Si trovava in una casa isolata su una piccola collina leggermente fuori dal villaggio, si pensa che in passato questa fosse la casa di un direttore, la più antica per l'esattezza. Un tempo entrandoci si sarebbe potuto sentire la casa vibrare di potere residuo ma esso lentamente stava sparendo. Il cuore di Illune batteva talmente forte che sembrava volesse uscire dalla cassa toracica, alzandosi a stento arrancò fino alla parta e tentò di nuovo di aprirla. La porta vibrava e si muoveva ma non accennava ad aprirsi. Dopo diversi minuti lo sconforto aumentava fino al punto che smise di tirare e in lacrime iniziò a prenderla a pugni disperatamente. Dopo essersi ferita con diverse schegge si calmò e si sedette con le spalle appoggiate alla porta. Pianse implorando a chiunque l'avesse chiusa lì di lasciarla andare. Si passò le mani sulla testa cercando la fonte del dolore che la attanagliava da quando si era svegliata. Toccò una profonda ferita insanguinata che si trovava sulla nuca, sussultò dal dolore. Non ricordava come se l'era procurata ma poteva benissimo immaginare chi fosse stato a fargliela, pregò silenziosamente qualsiasi divinità affinché l'aiutassero. Gli occhi ormai si erano abituati al buio e i sensi erano in massima allerta. Era come un gatto messo in un angolo, che senza vie di fuga tirava fuori gli artigli pronto a lottare per la sua vita con il massimo delle sue forze sapendo, cosa sarebbe significato perdere quella lotta. In quel momento tramite quei pensieri riuscì a riprendere la sua determinazione e risoluta commise un errore fatale.

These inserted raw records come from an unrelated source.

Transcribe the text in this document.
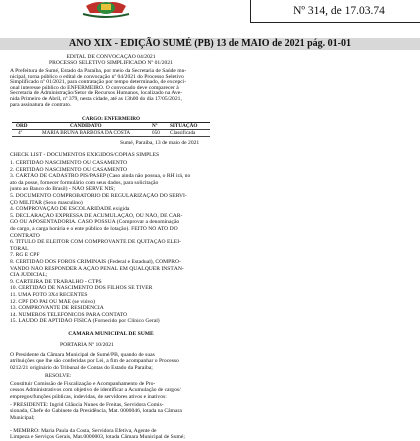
Nº 314, de 17.03.74
ANO XIX - EDIÇÃO SUMÉ (PB) 13 de MAIO de 2021 pág. 01-01
EDITAL DE CONVOCAÇÃO 04/2021
PROCESSO SELETIVO SIMPLIFICADO Nº 01/2021
A Prefeitura de Sumé, Estado da Paraíba, por meio da Secretaria de Saúde mu-
nicipal, torna público o edital de convocação nº 04/2021 do Processo Seletivo
Simplificado nº 01/2021, para contratação por tempo determinado, de excepci-
onal interesse público do ENFERMEIRO. O convocado deve comparecer à
Secretaria de Administração/Setor de Recursos Humanos, localizado na Ave-
nida Primeiro de Abril, nº 379, nesta cidade, até as 13h00 do dia 17/05/2021,
para assinatura de contrato.
CARGO: ENFERMEIRO
ORD	CANDIDATO	Nº SITUAÇÃO
4º	MARIA BRUNA BARBOSA DA COSTA	050 Classificada
Sumé, Paraíba, 13 de maio de 2021
CHECK LIST - DOCUMENTOS EXIGIDOS/CÓPIAS SIMPLES
1. CERTIDÃO NASCIMENTO OU CASAMENTO
2. CERTIDÃO NASCIMENTO OU CASAMENTO
3. CARTÃO DE CADASTRO PIS/PASEP (Caso ainda não possua, o RH irá, no
ato da posse, fornecer formulário com seus dados, para solicitação
junto ao Banco do Brasil) - NÃO SERVE NIS;
5. DOCUMENTO COMPROBATÓRIO DE REGULARIZAÇÃO DO SERVI-
ÇO MILITAR (Sexo masculino)
4. COMPROVAÇÃO DE ESCOLARIDADE exigida
5. DECLARAÇÃO EXPRESSA DE ACUMULAÇÃO, OU NÃO, DE CAR-
GO OU APOSENTADORIA. CASO POSSUA (Comprovar a denominação
do cargo, a carga horária e o ente público de lotação). FEITO NO ATO DO
CONTRATO
6. TÍTULO DE ELEITOR COM COMPROVANTE DE QUITAÇÃO ELEI-
TORAL
7. RG E CPF
8. CERTIDÃO DOS FOROS CRIMINAIS (Federal e Estadual), COMPRO-
VANDO NÃO RESPONDER A AÇÃO PENAL EM QUALQUER INSTÂN-
CIA JUDICIAL;
9. CARTEIRA DE TRABALHO - CTPS
10. CERTIDÃO DE NASCIMENTO DOS FILHOS SE TIVER
11. UMA FOTO 3X4 RECENTES
12. CPF DO PAI OU MÃE (se viúvo)
13. COMPROVANTE DE RESIDÊNCIA
14. NÚMEROS TELEFÔNICOS PARA CONTATO
15. LAUDO DE APTIDÃO FÍSICA (Fornecido por Clínico Geral)
CÂMARA MUNICIPAL DE SUMÉ
PORTARIA Nº 10/2021
O Presidente da Câmara Municipal de Sumé/PB, quando de suas
atribuições que lhe são conferidas por Lei, a fim de acompanhar o Processo
0212/21 originário do Tribunal de Contas do Estado da Paraíba;
RESOLVE:
Constituir Comissão de Fiscalização e Acompanhamento de Pro-
cessos Administrativos com objetivo de identificar a Acumulação de cargos/
empregos/funções públicas, indevidas, de servidores ativos e inativos:
- PRESIDENTE: Ingrid Glâucia Nunes de Freitas, Servidora Comis-
sionada, Chefe do Gabinete da Presidência, Mat. 0000046, lotada na Câmara
Municipal;
- MEMBRO: Maria Paula da Costa, Servidora Efetiva, Agente de
Limpeza e Serviços Gerais, Mat.0000003, lotada Câmara Municipal de Sumé;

Fattasi forza si sollevò ignorando il grosso mal di testa che come un campanello d'allarme continuava a tormentarla sin da quando si era ripresa. La vista era annebbiata e spesso diverse macchie gliela offuscavano ancora di più. Barcollando raggiunse la porta ma dovette fermarsi per trattenere il conato di vomito che la nausea le stava provocando. Si sorresse al vecchio legno della porta e osservò il fumo entrare dai suoi spiragli e dal legno del pavimento che si faceva sempre più rovente. Il panico scivolava via mentre vedeva la scena come se non fosse lei ad essere in quello stanzino ma come se fosse soltanto una spettatrice. I pensieri diventavano sempre di più difficili a causa delle esalazioni di fumo. Tossì ripetutamente e così forte da rimanere in ginocchio mentre si sorreggeva alla porta. Nel fumo vedeva il fratello lo vedeva correre verso di lei rivolgendole parole inudibili, sorrise osservandolo da vicino, era robusto e particolarmente attraente, osservava dentro i suoi occhi neri profondi e densi. Era alto circa quanto lei e avevano gli stessi capelli neri e folti.

“Sai già cosa sta succedendo, vero?” diceva il fratello con voce forte e calda. Illune annuì stordita dalla visione

“Si ma non voglio...” disse lei con un filo di voce mentre il fratello con forza la sollevò interrompendola

“Hai già visto questo, sai che io non sono davvero qua” le diceva osservandola negli occhi “Si ma io ancora non ho fatto nulla non pensavo arrivasse così presto” disse mentre le lacrime iniziavano a scorrerle sul volto “volevo vederlo ancora, io speravo di aiutarlo non posso lasciarlo solo ora, non posso!” urlo rivolto alla visione perlacea.

“ora è il momento, devi accettarlo vieni con me” disse tendendole la mano, lo osservò sorda alle sue parole e pietrificata dal terrore. Sospirò “so che doveva andare così...” la voce si faceva sempre più debole mentre il fumo tossico le penetrava le membra rendendole sempre più pesanti, non sentiva il calore alzarsi e non vedeva le fiamme iniziare a divorare la porta “è difficile” piangeva le ultime lacrime mentre gli occhi fattesi sempre più pesanti si chiudevano, la visione spariva ed insieme ad essa spariva il mondo sotto i suoi occhi, il suo adorato mondo venne avvolto dalle tenebre insieme a lei. Gli occhi si chiusero e lentamente la vita scappava da lei come la sabbia scappa dalle mani quando stretta troppo. Il silenzio scese sulla stanza mentre le fiamme iniziavano a divorare voracemente tutto e mentre una nuova mattina si alzava all'orizzonte.